Colorado tax evader pleads guilty to fleeing to avoid serving five-year prison sentence

 

Date: June 19, 2020

Contact: newsroom@ci.irs.gov

A Colorado tax defier pleaded guilty yesterday to failing to surrender to serve his prison sentence for tax evasion and illegal possession of a firearm.

Birk was convicted by a jury in July 2019 of tax evasion. According to court documents and evidence presented at trial, Birk founded a sole proprietorship, Tarryall River Log Homes LLC, which sold and built log homes. Although the company was profitable, Birk did not voluntarily pay federal taxes on its income. When the Internal Revenue Service (IRS) began collection efforts, Birk hired a tax firm to prepare eight years' worth of delinquent tax returns, but concealed from the firm $400,000 of retirement distributions.
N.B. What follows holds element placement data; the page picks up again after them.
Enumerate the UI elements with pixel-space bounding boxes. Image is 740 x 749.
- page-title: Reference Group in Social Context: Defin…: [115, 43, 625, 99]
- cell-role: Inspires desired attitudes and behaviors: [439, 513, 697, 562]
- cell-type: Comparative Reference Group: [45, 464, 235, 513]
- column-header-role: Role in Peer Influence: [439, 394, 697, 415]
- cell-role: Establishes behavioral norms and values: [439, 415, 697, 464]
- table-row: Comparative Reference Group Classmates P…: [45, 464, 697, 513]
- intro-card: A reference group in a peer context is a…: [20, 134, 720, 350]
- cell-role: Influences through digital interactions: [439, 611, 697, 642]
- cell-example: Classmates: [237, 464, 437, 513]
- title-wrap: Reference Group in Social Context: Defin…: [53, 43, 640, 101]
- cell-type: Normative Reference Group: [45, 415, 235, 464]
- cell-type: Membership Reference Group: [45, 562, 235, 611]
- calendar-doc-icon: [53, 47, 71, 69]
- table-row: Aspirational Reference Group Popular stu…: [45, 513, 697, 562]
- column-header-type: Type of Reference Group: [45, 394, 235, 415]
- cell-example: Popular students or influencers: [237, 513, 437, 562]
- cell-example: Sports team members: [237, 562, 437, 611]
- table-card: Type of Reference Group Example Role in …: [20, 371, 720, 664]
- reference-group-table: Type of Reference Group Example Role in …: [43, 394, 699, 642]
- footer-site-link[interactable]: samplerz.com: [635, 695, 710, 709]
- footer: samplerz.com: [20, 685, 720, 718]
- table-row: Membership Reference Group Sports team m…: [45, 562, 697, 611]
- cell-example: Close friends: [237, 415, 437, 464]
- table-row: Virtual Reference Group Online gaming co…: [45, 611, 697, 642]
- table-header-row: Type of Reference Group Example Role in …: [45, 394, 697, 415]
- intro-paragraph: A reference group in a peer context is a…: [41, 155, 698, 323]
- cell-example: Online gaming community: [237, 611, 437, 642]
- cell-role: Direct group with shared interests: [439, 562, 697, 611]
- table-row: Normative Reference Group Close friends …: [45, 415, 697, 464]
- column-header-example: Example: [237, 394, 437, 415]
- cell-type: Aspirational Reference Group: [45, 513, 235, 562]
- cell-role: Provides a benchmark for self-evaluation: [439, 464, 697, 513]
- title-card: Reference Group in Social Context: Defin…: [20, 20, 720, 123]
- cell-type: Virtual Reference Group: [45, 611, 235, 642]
Even after filing returns, Birk still did not pay what the returns acknowledged he owed in taxes. Instead, he sent the IRS threatening correspondence and sought to impede its efforts to seize money from his bank accounts. He did not file returns or make any tax payments for 2006 through 2018.
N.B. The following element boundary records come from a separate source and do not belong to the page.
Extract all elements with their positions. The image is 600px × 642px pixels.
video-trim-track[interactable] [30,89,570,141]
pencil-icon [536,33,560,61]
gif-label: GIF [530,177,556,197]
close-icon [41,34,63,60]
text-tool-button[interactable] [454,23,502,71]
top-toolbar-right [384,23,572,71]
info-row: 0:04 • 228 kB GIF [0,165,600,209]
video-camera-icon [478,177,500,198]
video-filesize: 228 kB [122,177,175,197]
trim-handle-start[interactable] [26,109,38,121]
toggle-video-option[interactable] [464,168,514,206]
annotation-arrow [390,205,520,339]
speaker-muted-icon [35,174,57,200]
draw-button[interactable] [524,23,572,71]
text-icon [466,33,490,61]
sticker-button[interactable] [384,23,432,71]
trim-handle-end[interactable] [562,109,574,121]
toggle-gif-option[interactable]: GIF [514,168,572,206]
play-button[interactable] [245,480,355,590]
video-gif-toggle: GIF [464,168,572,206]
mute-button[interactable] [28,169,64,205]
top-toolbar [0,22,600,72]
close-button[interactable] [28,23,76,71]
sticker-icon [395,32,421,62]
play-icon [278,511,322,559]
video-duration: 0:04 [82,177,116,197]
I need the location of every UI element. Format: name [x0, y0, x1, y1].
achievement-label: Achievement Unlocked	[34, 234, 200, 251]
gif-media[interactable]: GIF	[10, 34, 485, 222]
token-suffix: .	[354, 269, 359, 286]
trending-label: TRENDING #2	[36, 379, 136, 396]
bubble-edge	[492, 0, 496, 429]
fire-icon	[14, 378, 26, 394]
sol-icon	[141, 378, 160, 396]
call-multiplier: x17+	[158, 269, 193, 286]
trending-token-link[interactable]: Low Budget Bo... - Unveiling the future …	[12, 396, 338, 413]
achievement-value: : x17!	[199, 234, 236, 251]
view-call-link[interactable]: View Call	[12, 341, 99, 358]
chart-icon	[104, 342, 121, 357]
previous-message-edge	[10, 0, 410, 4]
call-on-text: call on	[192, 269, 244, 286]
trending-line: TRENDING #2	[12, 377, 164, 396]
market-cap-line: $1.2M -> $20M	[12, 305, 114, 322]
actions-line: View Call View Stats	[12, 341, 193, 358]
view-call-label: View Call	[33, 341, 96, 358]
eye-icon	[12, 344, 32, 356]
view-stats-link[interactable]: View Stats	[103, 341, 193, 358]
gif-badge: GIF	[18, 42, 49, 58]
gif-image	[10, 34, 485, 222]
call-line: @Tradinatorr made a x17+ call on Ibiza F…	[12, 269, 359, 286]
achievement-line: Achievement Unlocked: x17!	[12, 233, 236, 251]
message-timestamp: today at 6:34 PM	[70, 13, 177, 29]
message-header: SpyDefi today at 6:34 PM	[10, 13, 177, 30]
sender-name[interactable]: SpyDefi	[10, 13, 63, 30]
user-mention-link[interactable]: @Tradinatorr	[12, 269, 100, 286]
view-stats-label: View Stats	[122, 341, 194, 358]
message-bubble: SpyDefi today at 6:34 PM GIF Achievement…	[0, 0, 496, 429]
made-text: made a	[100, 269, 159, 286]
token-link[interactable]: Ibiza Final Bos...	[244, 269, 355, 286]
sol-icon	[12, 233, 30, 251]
Based on this conduct, on Oct. 30, 2019, U.S. District Judge Robert E. Blackburn sentenced Birk to 60 months in prison, to serve three years of supervised release, and to pay restitution to the IRS in the amount of $1,858,826.

According to court documents and statements made in court, Birk was ordered to report to prison in November 2019 to serve his sentence. Instead, he fled Colorado with a fully automatic assault rifle, two pistols, over a dozen loaded magazines, hundreds of additional rounds of ammunition, ballistic helmets, ballistic vests, and gas masks. Birk remained a fugitive until he was caught and arrested in Florida in January 2020 and has been in custody ever since.

Judge Blackburn scheduled sentencing for Sept. 10, 2020. At sentencing, Birk faces a maximum sentence of five years' imprisonment for his failure to appear, and ten years' imprisonment for possession of a firearm after being convicted of a felony, in addition to the 60-month term of imprisonment previously imposed.

IRS special agents and United States Marshall Service conducted the investigation. Department of Justice Trial Attorneys Elizabeth C. Hadden and Christopher Magnani are prosecuting the case.